“Lewandowski did not want to deliver the president’s message personally,” the report said, “so he asked senior White House official Rick Dearborn to deliver it to Sessions.”
Dearborn ultimately did not follow through with the task.
The report also said “substantial evidence indicates that the catalyst” for the decision to fire FBI Director James Comey was his “unwillingness to publicly state that the president was not personally under investigation.”
The report stated that while the areas the special counsel investigated “involved discrete acts, the overall pattern of the President’s conduct towards the investigations” shed light on the “nature” of his acts. The special counsel determined that the actions investigated are divided into “two phases,” which they said reflected “a possible shift in the President’s motives.”

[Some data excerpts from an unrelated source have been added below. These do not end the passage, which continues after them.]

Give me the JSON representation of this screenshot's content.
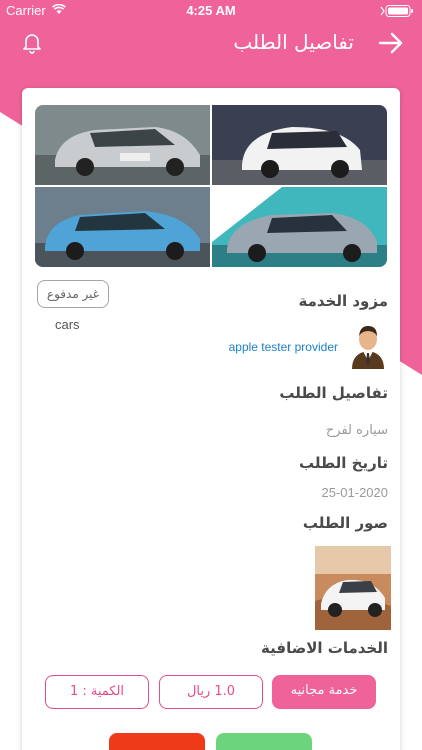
{
  "status_bar": {
    "carrier": "Carrier",
    "time": "4:25 AM"
  },
  "nav": {
    "title": "تفاصيل الطلب",
    "bell_icon": "bell-icon",
    "back_icon": "arrow-right-icon"
  },
  "colors": {
    "brand_pink": "#f0639a",
    "link_blue": "#1e7fc8",
    "accept_green": "#6cd47c",
    "reject_red": "#ee3a18"
  },
  "order": {
    "payment_status": "غير مدفوع",
    "category": "cars",
    "provider_heading": "مزود الخدمة",
    "provider_name": "apple tester provider",
    "details_heading": "تفاصيل الطلب",
    "details_text": "سياره لفرح",
    "date_heading": "تاريخ الطلب",
    "date_value": "25-01-2020",
    "images_heading": "صور الطلب",
    "extras_heading": "الخدمات الاضافية"
  },
  "extra_service": {
    "name": "خدمة مجانيه",
    "price": "1.0 ريال",
    "quantity": "الكمية : 1"
  },
  "actions": {
    "accept_label": "",
    "reject_label": ""
  }
}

TRUMP THOUGHT PRESIDENCY WAS OVER WHEN TOLD OF MUELLER'S APPOINTMENT: 'THIS IS THE END...I'M F---ED'
The first phase was related to the firing of Comey. “During that time, the President had been repeatedly told he was not personally under investigation. Soon after the firing of Comey and the appointment of the Special Counsel, however, the President became aware that his own conduct was being investigated in an obstruction-of-justice inquiry,” the report said, adding that “at that point, the president engaged in a second phase of conduct, involving public attacks on the investigation, non-public efforts to control it, and efforts in both public and private to encourage witnesses not to cooperate with the investigation.”